Tens of thousands of low-paid young workers are set for a pay rise, after UK chancellor Sajid Javid unveiled plans to raise the legal minimum wage for under-25s.
Javid pledged to scrap the lower minimum wage rate for 21-24-year-olds in his speech to the Conservative party conference, raising the pay floor to the higher ‘living wage’ rate currently set for over-25s.
About 175,000 workers aged 21 to 24 are currently reported to earn the legal minimum for their age group of £7.70 an hour. The rate for workers aged 25 and over is set at £8.21.
His pledge to “reward the hard work of all millennials” came alongside a commitment to raise the national living wage to two-thirds of median pay, and was welcomed by some think tanks.
But business leaders voiced their fears, with the Institute of Directors warning increasing rates “risks forcing firms to reduce staff numbers” and the Federation of Small Business (FSB) warning it could “make some small firms unviable.”
The impact of minimum wage policy on employment levels has sparked debate for decades, particularly since the national minimum wage was introduced in 1999.
But evidence published on Monday suggests the government’s plans are not likely to make young workers unaffordable and increase joblessness.
Bryan Sanderson, chair of Low Pay Commision, which carried out a review of wage rates, set out why his organisation backed the move in a detailed letter to the government published online.
Previous rises have had little impact on employment figures
Britain saw “no negative effects on employment” for 21-year-olds when the minimum wage was extended to them from its previous starting age of 22 in 2010, according to the letter.

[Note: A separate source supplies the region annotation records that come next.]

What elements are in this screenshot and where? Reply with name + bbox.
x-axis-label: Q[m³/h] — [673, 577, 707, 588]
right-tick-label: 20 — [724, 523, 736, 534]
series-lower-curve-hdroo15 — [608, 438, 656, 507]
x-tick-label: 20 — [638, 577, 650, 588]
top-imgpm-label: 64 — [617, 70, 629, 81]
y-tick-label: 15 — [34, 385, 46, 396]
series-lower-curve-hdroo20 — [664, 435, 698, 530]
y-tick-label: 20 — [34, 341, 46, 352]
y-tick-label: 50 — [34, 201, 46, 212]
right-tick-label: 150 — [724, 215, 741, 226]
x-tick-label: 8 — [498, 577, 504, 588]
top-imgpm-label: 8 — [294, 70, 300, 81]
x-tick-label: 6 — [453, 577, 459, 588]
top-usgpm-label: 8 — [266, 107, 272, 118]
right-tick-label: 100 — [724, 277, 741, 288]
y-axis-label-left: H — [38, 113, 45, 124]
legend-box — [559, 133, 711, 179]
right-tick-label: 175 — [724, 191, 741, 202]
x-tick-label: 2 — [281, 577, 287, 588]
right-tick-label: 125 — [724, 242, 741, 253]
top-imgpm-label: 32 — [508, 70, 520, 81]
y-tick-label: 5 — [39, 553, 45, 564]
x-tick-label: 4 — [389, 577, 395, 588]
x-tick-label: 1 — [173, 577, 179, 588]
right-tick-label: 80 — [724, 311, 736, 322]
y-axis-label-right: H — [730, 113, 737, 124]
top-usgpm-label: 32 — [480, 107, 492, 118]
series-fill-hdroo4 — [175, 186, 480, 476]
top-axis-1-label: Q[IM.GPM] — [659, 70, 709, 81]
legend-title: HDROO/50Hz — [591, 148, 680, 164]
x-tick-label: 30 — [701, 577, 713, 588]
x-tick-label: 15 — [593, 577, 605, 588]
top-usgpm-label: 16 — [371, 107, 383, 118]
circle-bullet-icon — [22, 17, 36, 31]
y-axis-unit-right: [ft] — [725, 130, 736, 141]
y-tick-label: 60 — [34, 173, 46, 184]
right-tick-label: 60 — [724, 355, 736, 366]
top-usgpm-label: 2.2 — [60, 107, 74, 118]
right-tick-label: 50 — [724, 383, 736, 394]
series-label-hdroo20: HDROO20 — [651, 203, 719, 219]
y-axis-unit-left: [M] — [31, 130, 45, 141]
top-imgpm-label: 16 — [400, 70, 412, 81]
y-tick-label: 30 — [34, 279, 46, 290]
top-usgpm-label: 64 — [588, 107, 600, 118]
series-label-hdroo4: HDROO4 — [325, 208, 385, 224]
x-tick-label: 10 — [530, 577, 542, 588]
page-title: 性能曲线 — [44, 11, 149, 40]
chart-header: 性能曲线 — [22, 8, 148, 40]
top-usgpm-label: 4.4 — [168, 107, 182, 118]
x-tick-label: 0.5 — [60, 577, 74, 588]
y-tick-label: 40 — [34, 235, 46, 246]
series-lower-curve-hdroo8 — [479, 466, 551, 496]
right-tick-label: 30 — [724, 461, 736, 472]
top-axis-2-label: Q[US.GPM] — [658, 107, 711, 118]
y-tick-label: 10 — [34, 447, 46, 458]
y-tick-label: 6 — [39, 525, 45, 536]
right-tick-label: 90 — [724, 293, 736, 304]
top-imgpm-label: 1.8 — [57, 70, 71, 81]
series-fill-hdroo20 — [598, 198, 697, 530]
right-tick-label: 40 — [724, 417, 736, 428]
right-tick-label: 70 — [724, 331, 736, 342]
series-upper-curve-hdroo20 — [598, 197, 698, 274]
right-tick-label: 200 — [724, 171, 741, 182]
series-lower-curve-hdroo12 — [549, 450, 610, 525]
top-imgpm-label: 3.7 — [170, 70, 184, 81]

Sanderson said there was even evidence it “stimulated movements into employment” for some young people, despite it hiking the wage floor by a steep 20% and being launched just after the financial crisis.
The Low Pay Commission also highlighted earlier this year how the “conventional wisdom” had suggested the national minimum wage would force workers out of jobs when it was introduced under prime minister Tony Blair in 1999.
But it said in a report that two decades of increases had not damaged employment, becoming an “established” part of the UK labour market with cross-party support.
Nye Cominetti, an economic analyst at the Resolution Foundation, said the policy had been “one of our big policy success stories” in recent decades.
Firms will have time to prepare
Mike Cherry, chair of the FSB, called for the plans to be introduced gradually, warning a “sudden drop to 21 poses a real risk to jobs and the economy.”
But the government has signalled it will act cautiously, raising pay for workers aged 23 and over only from 2021 and for 21-year-olds only within five years.
Kate Palmer, associate director of advisory services at employment law consultants Peninsula, said the advance announcement “will mean that some forward planning is possible, and budgets can be set accordingly.”
Only a tiny number of young workers actually earn the minimum wage
Sanderson said most employers were already paying at least the higher national living wage to everyone aged 21 and over, rather than just to workers over 25 as required by law.
Only 6% of workers aged 21 to 24 currently earn the legal minimum wage, suggesting the policy’s impact could be less significant than some might expect.
Many employers back the plans
The “majority” of employers in low-paying sectors said they supported extending the living wage to workers from 21 in a consultation by the Low Pay Commission, according to Sanderson.
It found there was “not unanimous” support, but most organisations backed the move and believed it reduced the complexity of implementing different rates for different age groups.
Many young staff do the same work as older staff
Sanderson also said there was “little basis” for treating 23- and 24-year-olds in particularly any differently to older workers.
He said levels and forms of employment and education among the age group were largely similar to 25-year-olds.
Employers recognised the fairness of paying the same rate for generally doing the same work, with “minimal differences in experience and productivity, particularly in low-paying sectors.”
But he said the case was “less clear-cut” for 21- and 22-year-olds newer to the labour market, backing a further review before they also see their lower rate scrapped.
Carys Roberts, chief economist at the IPPR think tank, said the move was particularly welcome after “the worst decade for earnings growth in two centuries.”
Employment levels have never been higher
The Low Pay Commission said current economic conditions also boosted the case for change, with enough other job opportunities available even if hiking the wage floor did deter some hiring.
Sanderson said a period of record official employment figures and tightening labour market “are likely to offer protection to young workers.”
Roberts of the IPPR said: “The evidence suggests given current economic conditions, this can be safely done without an increase in unemployment.”